IF of radio receiver

Thread Starter

Synaps3

Joined Jun 5, 2013
99
Do all radio receivers have an IF somewhere in them. Do portable radios? Is there an easy way to find where it is in the circuit without just going crazy with an oscilloscope looking for 450 khz or whatever?
 

Art

Joined Sep 10, 2007
806
All Supersonic Heterodyning receivers do at least.
That's 455kHz or whatever.. usually.. for AM MW.

Relating this to every schematic is the part I'm working on
 

MrChips

Joined Oct 2, 2009
30,824
Not all radios are based on the superheterodyne receiver principle though a large percentage of commercially available radios use this method. The most common IF frequency is 455kHz.

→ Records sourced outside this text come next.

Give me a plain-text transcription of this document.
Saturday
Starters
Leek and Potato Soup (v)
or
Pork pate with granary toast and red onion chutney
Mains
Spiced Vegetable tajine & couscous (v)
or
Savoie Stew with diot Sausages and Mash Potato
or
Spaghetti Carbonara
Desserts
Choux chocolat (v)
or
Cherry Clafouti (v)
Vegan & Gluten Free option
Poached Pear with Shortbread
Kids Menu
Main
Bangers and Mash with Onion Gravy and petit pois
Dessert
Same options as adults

Many receivers use double conversion and triple conversion techniques where there
could be two or three IF amplifiers.

A direct-conversion receiver uses an oscillator that is set to the same frequency as the incoming RF signal resulting in a direct-to-baseband signal.

Regenerative receivers use a prinicple of positive feedback to amplify the incoming signal directly.

Edit: I wrote this as post #2 and was called away to answer the phone.
 

Art

Joined Sep 10, 2007
806
"Supersonic Heterodyning" -- ROFLMAO
Where'd you get that curious turn of phrase?

There are such things as direct conversion receivers, and not all IF frequencies are 455 kHz.

http://en.wikipedia.org/wiki/Superheterodyne_receiver
When I went to an antique radio dealer, I wanted to really turn it on, so I asked for a
Thermonic Electron Valve for my Supersonic Heterodyning Meduim Wave Broadcast Receiver.

You should be proud of me Papabravo, I took the time to discover the meaning of those big words individually :)
and two months ago, I had no idea.
 

alfacliff

Joined Dec 13, 2013
2,458
portable radios (modern ones anyway) use 455 khz for am if's, and 10.7mhz fm if's. there are some single chip radios that do away with the transformers with a lower frequency if and opamp based active filters.